Adviento como desinstalación, Navidad como encarnación
En todo el mundo la violencia, aunque nos hayamos acostumbrado a ella, no deja de sorprendernos cada día más escandalosamente. Afecta a todos en mayor o menor medida
El Adviento no se acaba, dura todo el año. Pero este es el inicio de ese recuerdo necesario de que estamos de paso, y a la espera. Si no podemos vivir en esa tensión maravillosa que nos desapoltrona y nos obliga a ponernos en disposición de partida es porque no tenemos la suerte de vernos amenazados por el contexto, por la libertad de los otros, por la guerra, aunque llame a nuestras puertas con fuerza en un mundo global. ¿Qué tiene que decir la Iglesia ante esta fiesta litúrgica tan importante?

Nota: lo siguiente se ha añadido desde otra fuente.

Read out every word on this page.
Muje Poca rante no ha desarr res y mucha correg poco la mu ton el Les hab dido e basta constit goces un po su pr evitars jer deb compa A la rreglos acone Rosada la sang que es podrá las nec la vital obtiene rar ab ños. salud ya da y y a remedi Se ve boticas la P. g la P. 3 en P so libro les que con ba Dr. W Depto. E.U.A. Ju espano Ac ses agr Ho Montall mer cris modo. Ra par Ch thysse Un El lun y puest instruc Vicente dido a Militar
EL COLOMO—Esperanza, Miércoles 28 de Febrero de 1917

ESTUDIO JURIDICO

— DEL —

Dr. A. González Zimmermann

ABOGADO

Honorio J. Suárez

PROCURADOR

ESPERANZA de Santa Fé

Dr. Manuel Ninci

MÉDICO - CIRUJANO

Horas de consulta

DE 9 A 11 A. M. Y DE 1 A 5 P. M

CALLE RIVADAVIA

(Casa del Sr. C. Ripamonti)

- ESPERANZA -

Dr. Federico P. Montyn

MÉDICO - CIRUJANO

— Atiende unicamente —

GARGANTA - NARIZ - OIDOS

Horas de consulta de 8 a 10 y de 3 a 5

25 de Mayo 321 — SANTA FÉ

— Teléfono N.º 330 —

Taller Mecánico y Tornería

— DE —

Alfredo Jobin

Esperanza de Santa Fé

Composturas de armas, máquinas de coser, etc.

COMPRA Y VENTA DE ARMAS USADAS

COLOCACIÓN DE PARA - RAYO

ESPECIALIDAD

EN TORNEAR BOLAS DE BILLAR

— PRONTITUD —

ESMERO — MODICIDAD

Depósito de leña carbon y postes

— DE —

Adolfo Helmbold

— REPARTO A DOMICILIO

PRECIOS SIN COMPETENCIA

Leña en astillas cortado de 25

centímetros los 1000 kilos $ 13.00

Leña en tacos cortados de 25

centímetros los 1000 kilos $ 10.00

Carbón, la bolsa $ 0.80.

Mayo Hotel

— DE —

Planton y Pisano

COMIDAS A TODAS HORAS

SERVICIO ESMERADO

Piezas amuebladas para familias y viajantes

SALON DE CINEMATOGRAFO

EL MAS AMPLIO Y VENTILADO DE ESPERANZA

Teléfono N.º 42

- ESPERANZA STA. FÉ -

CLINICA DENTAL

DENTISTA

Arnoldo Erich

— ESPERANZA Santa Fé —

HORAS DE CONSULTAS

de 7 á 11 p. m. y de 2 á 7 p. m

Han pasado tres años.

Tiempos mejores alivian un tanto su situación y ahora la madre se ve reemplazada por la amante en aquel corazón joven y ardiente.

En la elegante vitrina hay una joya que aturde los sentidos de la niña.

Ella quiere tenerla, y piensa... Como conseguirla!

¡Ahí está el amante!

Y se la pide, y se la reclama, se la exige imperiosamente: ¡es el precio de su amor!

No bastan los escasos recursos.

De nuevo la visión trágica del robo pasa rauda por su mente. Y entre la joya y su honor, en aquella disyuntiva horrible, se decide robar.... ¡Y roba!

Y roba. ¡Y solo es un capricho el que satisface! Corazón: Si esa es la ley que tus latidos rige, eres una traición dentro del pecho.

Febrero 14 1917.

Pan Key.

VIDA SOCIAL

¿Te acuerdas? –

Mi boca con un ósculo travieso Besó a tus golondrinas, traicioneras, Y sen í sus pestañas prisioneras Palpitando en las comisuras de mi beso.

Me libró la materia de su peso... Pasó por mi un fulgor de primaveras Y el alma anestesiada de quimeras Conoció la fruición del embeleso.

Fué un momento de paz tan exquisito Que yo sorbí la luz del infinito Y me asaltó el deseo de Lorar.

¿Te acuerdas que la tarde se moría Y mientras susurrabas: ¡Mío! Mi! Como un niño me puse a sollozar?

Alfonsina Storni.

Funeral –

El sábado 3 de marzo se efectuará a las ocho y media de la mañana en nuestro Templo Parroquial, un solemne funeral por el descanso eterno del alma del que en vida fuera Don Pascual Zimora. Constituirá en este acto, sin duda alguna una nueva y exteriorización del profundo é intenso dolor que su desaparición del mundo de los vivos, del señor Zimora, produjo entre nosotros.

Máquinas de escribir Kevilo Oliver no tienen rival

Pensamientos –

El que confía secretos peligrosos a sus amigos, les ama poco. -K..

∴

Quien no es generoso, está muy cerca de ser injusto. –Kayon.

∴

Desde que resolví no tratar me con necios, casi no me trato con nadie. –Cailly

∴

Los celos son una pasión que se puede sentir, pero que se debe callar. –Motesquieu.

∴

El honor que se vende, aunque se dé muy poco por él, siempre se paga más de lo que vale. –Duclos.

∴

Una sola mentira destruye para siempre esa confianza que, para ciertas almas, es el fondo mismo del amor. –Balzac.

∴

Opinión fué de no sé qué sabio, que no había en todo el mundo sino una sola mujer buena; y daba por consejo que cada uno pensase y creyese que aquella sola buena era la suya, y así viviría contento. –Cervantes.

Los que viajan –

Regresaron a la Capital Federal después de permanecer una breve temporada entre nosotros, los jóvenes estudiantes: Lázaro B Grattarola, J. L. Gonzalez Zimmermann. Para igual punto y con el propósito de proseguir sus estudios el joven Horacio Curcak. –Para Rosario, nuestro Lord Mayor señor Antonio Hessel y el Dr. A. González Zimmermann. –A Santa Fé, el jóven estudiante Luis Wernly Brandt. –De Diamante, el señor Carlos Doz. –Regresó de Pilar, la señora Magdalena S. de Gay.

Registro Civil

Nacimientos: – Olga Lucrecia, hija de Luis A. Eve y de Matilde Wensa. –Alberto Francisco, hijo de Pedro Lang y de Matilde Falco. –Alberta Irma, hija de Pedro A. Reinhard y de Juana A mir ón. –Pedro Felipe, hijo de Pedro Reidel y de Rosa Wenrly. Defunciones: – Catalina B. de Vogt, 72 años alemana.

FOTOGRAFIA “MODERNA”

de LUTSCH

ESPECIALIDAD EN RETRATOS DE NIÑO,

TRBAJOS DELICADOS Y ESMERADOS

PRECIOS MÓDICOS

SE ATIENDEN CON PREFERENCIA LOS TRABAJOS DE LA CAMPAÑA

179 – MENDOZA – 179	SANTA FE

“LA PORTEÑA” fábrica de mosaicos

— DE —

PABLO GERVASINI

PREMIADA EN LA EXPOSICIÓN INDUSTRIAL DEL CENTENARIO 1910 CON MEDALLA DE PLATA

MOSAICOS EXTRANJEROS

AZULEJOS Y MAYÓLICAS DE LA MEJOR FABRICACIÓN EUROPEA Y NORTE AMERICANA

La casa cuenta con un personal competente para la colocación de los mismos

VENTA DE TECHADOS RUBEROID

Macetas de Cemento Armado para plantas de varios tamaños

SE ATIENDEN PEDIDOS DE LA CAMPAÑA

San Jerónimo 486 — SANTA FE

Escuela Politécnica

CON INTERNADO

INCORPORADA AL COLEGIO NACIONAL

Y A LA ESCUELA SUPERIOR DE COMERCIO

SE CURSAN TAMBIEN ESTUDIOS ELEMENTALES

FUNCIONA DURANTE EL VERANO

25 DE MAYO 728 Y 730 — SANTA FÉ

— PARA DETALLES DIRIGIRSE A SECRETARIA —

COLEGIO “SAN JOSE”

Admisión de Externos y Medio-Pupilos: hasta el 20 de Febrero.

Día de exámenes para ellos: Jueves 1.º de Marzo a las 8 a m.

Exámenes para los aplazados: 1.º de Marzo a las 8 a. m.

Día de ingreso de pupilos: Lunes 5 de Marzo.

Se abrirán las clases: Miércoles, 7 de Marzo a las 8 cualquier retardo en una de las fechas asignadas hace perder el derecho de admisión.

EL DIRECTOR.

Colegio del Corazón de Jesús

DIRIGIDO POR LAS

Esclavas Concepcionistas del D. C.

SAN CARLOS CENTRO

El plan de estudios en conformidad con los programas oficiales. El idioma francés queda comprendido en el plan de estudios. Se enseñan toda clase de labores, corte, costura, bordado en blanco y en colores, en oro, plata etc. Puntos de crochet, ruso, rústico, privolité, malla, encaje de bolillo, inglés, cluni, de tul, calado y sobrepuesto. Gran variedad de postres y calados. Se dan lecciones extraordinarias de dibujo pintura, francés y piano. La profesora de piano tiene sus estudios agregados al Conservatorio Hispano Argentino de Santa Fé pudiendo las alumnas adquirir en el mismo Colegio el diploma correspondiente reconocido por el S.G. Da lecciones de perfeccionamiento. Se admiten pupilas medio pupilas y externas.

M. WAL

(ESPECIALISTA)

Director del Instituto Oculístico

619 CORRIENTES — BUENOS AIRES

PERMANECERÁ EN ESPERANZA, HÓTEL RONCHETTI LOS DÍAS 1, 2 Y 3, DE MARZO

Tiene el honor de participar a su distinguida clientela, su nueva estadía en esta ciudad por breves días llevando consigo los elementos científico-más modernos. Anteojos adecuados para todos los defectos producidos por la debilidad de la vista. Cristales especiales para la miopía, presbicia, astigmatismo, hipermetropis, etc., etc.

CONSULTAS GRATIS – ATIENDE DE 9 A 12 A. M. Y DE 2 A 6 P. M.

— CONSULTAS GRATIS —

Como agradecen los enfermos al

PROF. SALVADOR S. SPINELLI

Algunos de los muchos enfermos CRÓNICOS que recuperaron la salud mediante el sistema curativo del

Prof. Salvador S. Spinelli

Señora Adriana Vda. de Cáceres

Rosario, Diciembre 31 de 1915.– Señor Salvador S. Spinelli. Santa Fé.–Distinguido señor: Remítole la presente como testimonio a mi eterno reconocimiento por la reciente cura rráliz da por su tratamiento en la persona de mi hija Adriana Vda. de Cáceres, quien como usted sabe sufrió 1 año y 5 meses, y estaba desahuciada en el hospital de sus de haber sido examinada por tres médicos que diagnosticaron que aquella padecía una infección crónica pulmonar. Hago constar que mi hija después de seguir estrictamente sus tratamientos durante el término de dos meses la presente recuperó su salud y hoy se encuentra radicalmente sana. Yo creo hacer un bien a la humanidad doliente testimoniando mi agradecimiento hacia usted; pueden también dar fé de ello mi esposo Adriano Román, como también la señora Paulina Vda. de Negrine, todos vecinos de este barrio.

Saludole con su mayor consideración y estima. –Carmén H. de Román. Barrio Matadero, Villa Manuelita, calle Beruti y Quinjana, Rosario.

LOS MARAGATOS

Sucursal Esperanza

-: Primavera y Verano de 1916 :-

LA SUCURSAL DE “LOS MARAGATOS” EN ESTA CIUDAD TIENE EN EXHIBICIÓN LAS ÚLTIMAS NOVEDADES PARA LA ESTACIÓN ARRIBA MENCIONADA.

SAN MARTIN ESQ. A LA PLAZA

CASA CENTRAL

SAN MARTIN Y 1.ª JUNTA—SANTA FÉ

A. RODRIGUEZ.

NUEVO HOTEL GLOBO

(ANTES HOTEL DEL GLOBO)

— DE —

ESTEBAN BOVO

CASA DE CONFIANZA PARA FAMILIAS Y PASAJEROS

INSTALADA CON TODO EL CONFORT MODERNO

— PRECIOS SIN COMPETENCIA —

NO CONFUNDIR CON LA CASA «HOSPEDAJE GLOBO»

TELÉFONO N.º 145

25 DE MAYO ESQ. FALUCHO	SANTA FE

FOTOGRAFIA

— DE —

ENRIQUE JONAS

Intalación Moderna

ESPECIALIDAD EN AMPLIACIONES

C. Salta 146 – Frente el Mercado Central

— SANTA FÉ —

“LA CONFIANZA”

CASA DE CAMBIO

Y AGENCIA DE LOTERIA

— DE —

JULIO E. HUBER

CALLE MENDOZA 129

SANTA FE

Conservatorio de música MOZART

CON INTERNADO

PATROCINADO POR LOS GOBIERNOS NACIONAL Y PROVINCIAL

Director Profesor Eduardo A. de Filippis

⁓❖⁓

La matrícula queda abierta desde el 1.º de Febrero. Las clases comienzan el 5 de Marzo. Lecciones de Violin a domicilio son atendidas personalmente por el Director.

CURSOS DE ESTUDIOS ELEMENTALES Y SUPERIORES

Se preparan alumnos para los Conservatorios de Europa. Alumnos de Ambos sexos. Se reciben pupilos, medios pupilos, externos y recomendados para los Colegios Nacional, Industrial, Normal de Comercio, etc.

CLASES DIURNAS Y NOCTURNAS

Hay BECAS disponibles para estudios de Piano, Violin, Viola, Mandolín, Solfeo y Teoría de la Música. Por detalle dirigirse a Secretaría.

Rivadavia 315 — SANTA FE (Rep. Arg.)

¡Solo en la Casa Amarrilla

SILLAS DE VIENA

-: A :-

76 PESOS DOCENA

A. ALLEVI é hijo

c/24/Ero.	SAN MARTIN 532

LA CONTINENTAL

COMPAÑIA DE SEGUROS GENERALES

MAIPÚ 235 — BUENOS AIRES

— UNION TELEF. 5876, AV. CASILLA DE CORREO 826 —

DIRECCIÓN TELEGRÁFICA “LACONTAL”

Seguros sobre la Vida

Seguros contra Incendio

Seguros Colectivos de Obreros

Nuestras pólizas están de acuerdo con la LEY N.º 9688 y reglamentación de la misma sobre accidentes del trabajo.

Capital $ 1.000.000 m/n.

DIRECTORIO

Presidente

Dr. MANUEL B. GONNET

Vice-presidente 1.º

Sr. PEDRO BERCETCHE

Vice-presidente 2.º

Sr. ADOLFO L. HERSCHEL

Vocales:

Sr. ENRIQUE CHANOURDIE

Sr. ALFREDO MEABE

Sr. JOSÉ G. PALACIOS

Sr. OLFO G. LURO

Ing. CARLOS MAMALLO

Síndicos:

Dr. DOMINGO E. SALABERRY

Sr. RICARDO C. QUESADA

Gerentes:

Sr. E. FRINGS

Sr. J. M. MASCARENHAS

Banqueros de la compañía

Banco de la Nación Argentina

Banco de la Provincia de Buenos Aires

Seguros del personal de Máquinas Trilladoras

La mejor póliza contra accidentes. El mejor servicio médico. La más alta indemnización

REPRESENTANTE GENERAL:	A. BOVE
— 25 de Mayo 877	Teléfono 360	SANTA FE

No podemos evitar tomar en consideración lo que está pasando. Los cristianos son abatidos a tiros en Sudán, en Yemen, en Pakistán, en Gaza, dos mujeres en una Iglesia fueron abatidos por francotiradores. En todo el mundo la violencia, aunque nos hayamos acostumbrado a ella, no deja de sorprendernos cada día más escandalosamente. Afecta a todos en mayor o menor medida. Tenemos testimonios heroicos de cristianos que han entendido qué significa la encarnación. Los profetas no nos engañan con discursos edulcorados, buenistas: hablan de la realidad, de las consecuencias que nuestra libertad genera cuando la usamos mal. Dios no nos ha creado como títeres de paja y alambre. Si no que haciéndose como nosotros, asumiendo nuestra carne, pretende que nos hagamos como él. La encarnación es una propuesta a colaborar con él en la salvación de la humanidad. ¿Cómo se hace eso?: no vino a ser un aconsejador, gurú, sabio itinerante, ni maestro tipo Sócrates, … Los profetas ya nos hablan de un Mesías sufriente. En la iconografía prerrenacentista siempre pintan la Natividad a un niño en un sepulcro, y no rollizo y con pañales, tipo Rubens, sino con mortaja. Preanunciando su final: la cruz. Encarnación es pues asumir nuestra carne para mostrarnos el camino, para anunciaros el sentido de haber sido creados.
La sabiduría que se esconde detrás de los tiempos litúrgicos: preparémonos porque nadie sabe el día ni la hora… (que se lo digan a los hermanos ucranianos que viven entre las bombas y las casas derruidas, a los palestinos, cristianos o judíos).
Todo es cambio permanente. Cambia la velocidad y el sentido de hacia dónde va la historia personal y de la humanidad. La dinamis del universo corre en paralelo al nomadismo humano. La liturgia católica acepta y celebra esta realidad en cambio permanente con los tiempos litúrgicos. El libro del Éxodo es el paradigma de esta significativa irrupción de Dios en la Historia. «Salir de Egipto» (de la angustia) es la propuesta de Dios para los hombres ejemplificado en el pueblo hebreo esclavizado en Egipto. Lo mismo que la propuesta a Abraham del Génesis (12, 1): «Sal de tu tierra y de tu parentela y vete a la tierra que yo te mostraré». Como Jesús anuncia «las zorras tienen guarida, y las aves nidos, pero el hijo del hombre no tiene dónde reclinar la cabeza» (Mt 8.20). 1 Pe, 1, 12. «Mientras habito en esta tienda de campaña. Creo deber mío refrescaros la memoria, sabiendo que pronto voy a dejarla, como me comunicó nuestro señor Jesucristo. Pondré empeño en que, incluso después de mi muerte siempre que haga falta, tengáis posibilidad de acordaros de esto»
La metáfora del movimiento [metoikesis] –traslado– es lo que Sloterdijk (en el Extrañamiento del mundo, cap. II ¿A dónde van los monjes?) deja entrever como un modo de ser del hombre, según la cual «el hombre es el animal abocado al cambio de domicilio». Las migraciones son un universal de la especie humana. Traslado que constituye una progresiva metamorfosis, mediante la cual el hombre deviene una existencia constitutivamente trashumante. Desde el punto de vista antropológico lo que expresa este nomadismo es el crecimiento espiritual: es decir, la comprensión paulatina de cuál es la voluntad de Dios para cada uno, la misión para la que hemos sido creados. Aquí el sustrato susceptible de traslado, lo que cambia de domicilio, es el alma. De la inmadurez a la madurez de nuestra relación con Dios que se adquiere en la relación, en el paso del tiempo y en la frecuencia de esa relación con su Palabra y con la Oración, en el marco de los tiempos litúrgicos.